In november 1688 zeilde stadhouder Willem III met een ontzagwekkende oorlogsvloot, driemaal groter dan de Spaanse armada van 1588, door het Nauw van Calais. Zijn missie: het protestantse geloof en de vrijheid van Engeland beschermen. Oranje pakte groots uit. De bijna zeshonderd schepen navigeerden 24 rijen diep. Aan weerszijden zeilden oorlogsfregatten met aan dek paraderende regimenten ‘met schallende trompetten en slaande trommels’. Benedendeks vuurden matrozen saluutschoten af naar Dover en Calais.

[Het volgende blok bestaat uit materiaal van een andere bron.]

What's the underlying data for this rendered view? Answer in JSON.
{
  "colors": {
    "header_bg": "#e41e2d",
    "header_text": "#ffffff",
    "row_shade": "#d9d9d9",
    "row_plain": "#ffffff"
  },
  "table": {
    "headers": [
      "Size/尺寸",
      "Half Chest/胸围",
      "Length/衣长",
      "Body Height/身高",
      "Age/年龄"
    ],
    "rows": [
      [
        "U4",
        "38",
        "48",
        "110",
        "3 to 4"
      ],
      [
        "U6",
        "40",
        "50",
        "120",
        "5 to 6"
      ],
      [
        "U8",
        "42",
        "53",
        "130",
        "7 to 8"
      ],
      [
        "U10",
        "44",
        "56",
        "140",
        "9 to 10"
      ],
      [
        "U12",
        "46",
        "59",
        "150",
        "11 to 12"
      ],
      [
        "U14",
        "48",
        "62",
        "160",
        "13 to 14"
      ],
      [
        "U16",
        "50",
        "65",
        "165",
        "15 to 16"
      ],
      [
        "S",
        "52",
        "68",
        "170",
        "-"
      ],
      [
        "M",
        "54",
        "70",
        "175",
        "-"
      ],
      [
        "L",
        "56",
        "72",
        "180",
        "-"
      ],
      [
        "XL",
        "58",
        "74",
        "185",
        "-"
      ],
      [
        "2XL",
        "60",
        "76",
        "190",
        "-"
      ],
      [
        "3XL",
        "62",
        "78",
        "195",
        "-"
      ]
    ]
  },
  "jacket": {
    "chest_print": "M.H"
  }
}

Alleen Calais antwoordde met een enkel saluutschot.
De vloot landde zonder incidenten in Torbay, aan de Engelse zuidwest kust. In zes weken marcheerden Willems regimenten van Brixham naar Londen en namen de stad in. Dit onversaagde optreden tegen de Engelse koning Jacobus II, markeerde het begin van de zogenaamde ‘Glorieuze Revolutie’ die een nieuwe fase inluidde voor de machtsverhoudingen in Europa.
Als een staaltje van organisatie markeert de Nederlandse invasie van Groot-Brittannië in november 1688 het hoogtepunt van het succes van de Republiek als grote mogendheid. (1)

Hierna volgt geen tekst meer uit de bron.